WASHINGTON, July 19, 2014 – Christian families are fleeing the city of Mosul where their descendants have lived and practiced their faith for nearly two thousand years.

The exodus comes as the result of a letter from Abu Bakr al-Baghdadi, leader of the Islamic State — formerly the Islamic State of Iraq and al-Sham (ISIS) — to Christians living in Mosul that they must convert to Islam, pay a fine or face “death by the sword.”

Fifty-two Christian families left the city of Mosul early Saturday, well before the noon (5 a.m. ET) deadline.

The letter arrived the same day that ISIS, a Sunni group so brutal that al-Qaeda has disavowed it, slaughtered 270 Syrians including national guard, security guards and employees at the Shaer gas field,

The United Nations has documented scores of abductions and killings as well as the destruction of Christian shrines and mosques by ISIS. On Friday the United Nations released a report on civilian casualties in Iraq.

A joint report by the United Nations human rights office in Geneva says that 1,531 civilians were killed in June and that for 2014 the civilian death toll us upwards of 5,576.

In June, 600,000 people were driven from their homes, doubling the number of internally displaced people in Iraq to more than 1.2 million, the report added.

Also run out of Mosul are the Yazidis, a tiny sect that has survived for centuries and whose theology fuses elements of Islam, Christianity and Zoroastrianism; Shabaks, who are often described as Shiites whose language is close to Persian and who take beliefs from different traditions; and Shiite Turkmen.

The letter countered promises by Baghdadi immediately after the group took over Mosul that ISIS would not persecute Christians, Shi’ites, or other religious groups.

ISIS-appointed governor of Mosul, Salman al-Farisi, said that non-converted families that wish to stay in Mosul would have to pay 550K Iraqi dinar, about $470 US, a princely sum for many families.

Some of the fleeing Christians headed for Irbil, which is controlled by Kurdish forces while the majority moved toward the province of Dohuk.

“We did not know how to act,” said Um Nazik a Mosul resident. “Are we going to get killed?”

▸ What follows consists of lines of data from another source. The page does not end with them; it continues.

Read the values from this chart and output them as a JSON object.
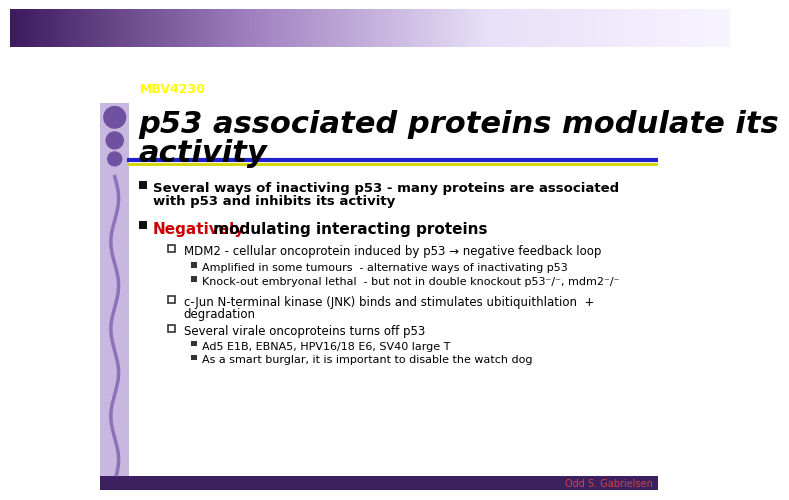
{
  "bg_color": "#ffffff",
  "header_gradient_left": "#3d2060",
  "header_gradient_right": "#e8e0f0",
  "header_label": "MBV4230",
  "header_label_color": "#ffff00",
  "left_bar_color": "#c8b8e0",
  "title_line1": "p53 associated proteins modulate its",
  "title_line2": "activity",
  "title_color": "#000000",
  "divider_color_blue": "#2020cc",
  "divider_color_gold": "#d4d400",
  "bullet_color": "#222222",
  "bullet1_text_line1": "Several ways of inactiving p53 - many proteins are associated",
  "bullet1_text_line2": "with p53 and inhibits its activity",
  "bullet2_prefix": "Negatively",
  "bullet2_prefix_color": "#cc0000",
  "bullet2_rest": " modulating interacting proteins",
  "sub1_text": "MDM2 - cellular oncoprotein induced by p53 → negative feedback loop",
  "sub1a_text": "Amplified in some tumours  - alternative ways of inactivating p53",
  "sub1b_text": "Knock-out embryonal lethal  - but not in double knockout p53⁻/⁻, mdm2⁻/⁻",
  "sub2_text_line1": "c-Jun N-terminal kinase (JNK) binds and stimulates ubitiquithlation  +",
  "sub2_text_line2": "degradation",
  "sub3_text": "Several virale oncoproteins turns off p53",
  "sub3a_text": "Ad5 E1B, EBNA5, HPV16/18 E6, SV40 large T",
  "sub3b_text": "As a smart burglar, it is important to disable the watch dog",
  "footer_text": "Odd S. Gabrielsen",
  "footer_color": "#cc4444",
  "footer_bg": "#3d2060"
}
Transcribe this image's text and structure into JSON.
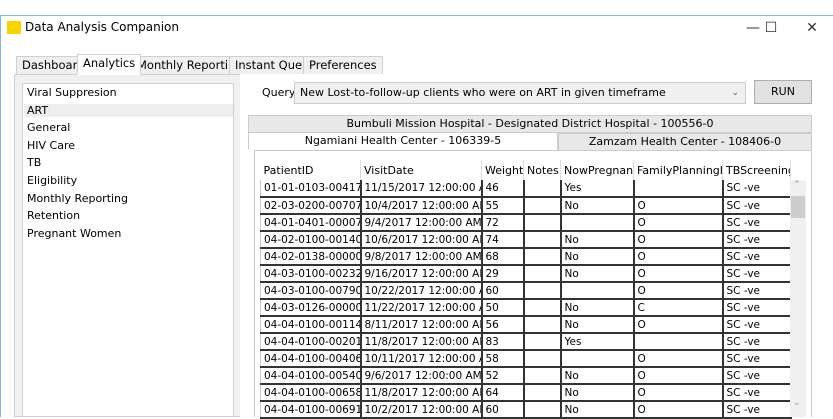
{
  "window": {
    "title": "Data Analysis Companion",
    "logo_text": "DAC",
    "minimize": "—",
    "maximize": "☐",
    "close": "✕"
  },
  "main_tabs": [
    {
      "label": "Dashboard"
    },
    {
      "label": "Analytics",
      "active": true
    },
    {
      "label": "Monthly Reporting"
    },
    {
      "label": "Instant Query"
    },
    {
      "label": "Preferences"
    }
  ],
  "sidebar": {
    "items": [
      {
        "label": "Viral Suppresion"
      },
      {
        "label": "ART",
        "selected": true
      },
      {
        "label": "General"
      },
      {
        "label": "HIV Care"
      },
      {
        "label": "TB"
      },
      {
        "label": "Eligibility"
      },
      {
        "label": "Monthly Reporting"
      },
      {
        "label": "Retention"
      },
      {
        "label": "Pregnant Women"
      }
    ]
  },
  "query": {
    "label": "Query",
    "selected": "New Lost-to-follow-up clients who were on ART in given timeframe",
    "run_label": "RUN"
  },
  "facility_tabs": {
    "back": "Bumbuli Mission Hospital - Designated District Hospital - 100556-0",
    "active": "Ngamiani Health Center - 106339-5",
    "other": "Zamzam Health Center - 108406-0"
  },
  "table": {
    "columns": [
      "PatientID",
      "VisitDate",
      "Weight",
      "Notes",
      "NowPregnant",
      "FamilyPlanningID",
      "TBScreeningI"
    ],
    "rows": [
      [
        "01-01-0103-004178",
        "11/15/2017 12:00:00 AM",
        "46",
        "",
        "Yes",
        "",
        "SC -ve"
      ],
      [
        "02-03-0200-007075",
        "10/4/2017 12:00:00 AM",
        "55",
        "",
        "No",
        "O",
        "SC -ve"
      ],
      [
        "04-01-0401-000070",
        "9/4/2017 12:00:00 AM",
        "72",
        "",
        "",
        "O",
        "SC -ve"
      ],
      [
        "04-02-0100-001408",
        "10/6/2017 12:00:00 AM",
        "74",
        "",
        "No",
        "O",
        "SC -ve"
      ],
      [
        "04-02-0138-000002",
        "9/8/2017 12:00:00 AM",
        "68",
        "",
        "No",
        "O",
        "SC -ve"
      ],
      [
        "04-03-0100-002323",
        "9/16/2017 12:00:00 AM",
        "29",
        "",
        "No",
        "O",
        "SC -ve"
      ],
      [
        "04-03-0100-007904",
        "10/22/2017 12:00:00 AM",
        "60",
        "",
        "",
        "O",
        "SC -ve"
      ],
      [
        "04-03-0126-000001",
        "11/22/2017 12:00:00 AM",
        "50",
        "",
        "No",
        "C",
        "SC -ve"
      ],
      [
        "04-04-0100-001148",
        "8/11/2017 12:00:00 AM",
        "56",
        "",
        "No",
        "O",
        "SC -ve"
      ],
      [
        "04-04-0100-002010",
        "11/8/2017 12:00:00 AM",
        "83",
        "",
        "Yes",
        "",
        "SC -ve"
      ],
      [
        "04-04-0100-004068",
        "10/11/2017 12:00:00 AM",
        "58",
        "",
        "",
        "O",
        "SC -ve"
      ],
      [
        "04-04-0100-005408",
        "9/6/2017 12:00:00 AM",
        "52",
        "",
        "No",
        "O",
        "SC -ve"
      ],
      [
        "04-04-0100-006580",
        "11/8/2017 12:00:00 AM",
        "64",
        "",
        "No",
        "O",
        "SC -ve"
      ],
      [
        "04-04-0100-006913",
        "10/2/2017 12:00:00 AM",
        "60",
        "",
        "No",
        "O",
        "SC -ve"
      ]
    ]
  },
  "scroll": {
    "up": "⌃",
    "down": "⌄"
  }
}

Prior to Saddam Hussein’s overthrow, Mosul’s Christians, one of the oldest communities of its kind in the world consisting of some 30,000 persons, had lived in relative piece in the primarily Islamic area.

Since 2003, the number of Christians dwindled from over 30,000 to just a few thousand. Now, they have almost all left.

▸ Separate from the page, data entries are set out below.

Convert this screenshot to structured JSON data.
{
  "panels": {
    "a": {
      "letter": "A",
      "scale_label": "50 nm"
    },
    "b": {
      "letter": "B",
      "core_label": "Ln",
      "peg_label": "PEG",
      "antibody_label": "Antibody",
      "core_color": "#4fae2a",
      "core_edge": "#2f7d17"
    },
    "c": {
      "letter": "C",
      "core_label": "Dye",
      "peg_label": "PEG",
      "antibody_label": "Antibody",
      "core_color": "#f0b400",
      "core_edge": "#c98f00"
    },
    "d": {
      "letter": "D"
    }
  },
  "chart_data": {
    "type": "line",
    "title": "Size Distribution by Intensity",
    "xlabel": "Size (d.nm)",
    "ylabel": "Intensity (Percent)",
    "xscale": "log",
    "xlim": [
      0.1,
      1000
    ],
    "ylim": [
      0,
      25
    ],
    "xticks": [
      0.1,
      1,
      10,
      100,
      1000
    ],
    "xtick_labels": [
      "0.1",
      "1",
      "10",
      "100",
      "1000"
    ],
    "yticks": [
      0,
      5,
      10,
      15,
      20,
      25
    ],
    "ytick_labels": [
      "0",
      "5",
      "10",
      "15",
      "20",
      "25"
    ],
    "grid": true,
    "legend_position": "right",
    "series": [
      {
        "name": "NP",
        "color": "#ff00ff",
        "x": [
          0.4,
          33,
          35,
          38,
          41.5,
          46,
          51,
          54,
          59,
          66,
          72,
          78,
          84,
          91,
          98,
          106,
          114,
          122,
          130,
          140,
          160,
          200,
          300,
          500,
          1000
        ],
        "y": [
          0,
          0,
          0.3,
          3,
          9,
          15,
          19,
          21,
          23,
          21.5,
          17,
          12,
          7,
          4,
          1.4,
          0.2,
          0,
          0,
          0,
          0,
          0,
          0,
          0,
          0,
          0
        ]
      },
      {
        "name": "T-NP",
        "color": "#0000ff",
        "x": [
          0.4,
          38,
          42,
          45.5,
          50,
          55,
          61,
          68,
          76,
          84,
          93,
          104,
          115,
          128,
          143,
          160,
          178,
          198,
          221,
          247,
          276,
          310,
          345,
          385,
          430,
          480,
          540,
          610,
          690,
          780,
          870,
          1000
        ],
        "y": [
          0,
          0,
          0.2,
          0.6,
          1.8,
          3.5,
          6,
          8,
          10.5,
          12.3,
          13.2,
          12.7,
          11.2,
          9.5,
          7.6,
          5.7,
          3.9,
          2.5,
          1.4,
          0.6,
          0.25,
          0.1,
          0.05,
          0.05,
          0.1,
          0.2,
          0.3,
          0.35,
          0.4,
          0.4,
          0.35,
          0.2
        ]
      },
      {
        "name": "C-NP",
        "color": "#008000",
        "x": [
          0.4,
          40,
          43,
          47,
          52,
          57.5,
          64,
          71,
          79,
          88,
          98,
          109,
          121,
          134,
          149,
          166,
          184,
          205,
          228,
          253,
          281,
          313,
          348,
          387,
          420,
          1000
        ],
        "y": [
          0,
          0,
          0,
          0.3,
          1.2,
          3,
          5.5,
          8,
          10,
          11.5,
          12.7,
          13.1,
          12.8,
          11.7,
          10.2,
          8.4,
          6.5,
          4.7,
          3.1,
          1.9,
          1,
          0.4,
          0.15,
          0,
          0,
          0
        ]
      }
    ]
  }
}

It was not an easy choice for Christians to leave the city. However, the demand letter combined with destruction of Christian sites prompted the exodus.


Witnesses report that ISIS has also removed the cross from St. Ephrem’s Cathedral, the seat of the Syriac Orthodox archdiocese in Mosul, hanging the black flag of ISIS instead.

Ghazwan Ilyas, the head of the Chaldean Culture Society in Mosul,  says they have also destroyed statutes of the Virgin Mary.

“They did not destroy the churches, but they killed us when they removed the cross, this is death for us,” he said.

As Christian leave Mosul, ISIS has painted “Nasrani,” from Nazrene, a word often used to refer to Christians, on their homes  “Property of the Islamic State of Iraq.”

In Baghdad, the Islamic State is responsible for the deaths of at least 27 persons in mostly Shi’ite Muslim areas.  A suicide car bomber drove into a police checkpoint killing nine people, including seven police.

Twenty-one people were wounded in the Abu Dsheer district.

Nineteen people were killed in car bombs detonated in other areas in and around Bagdhad.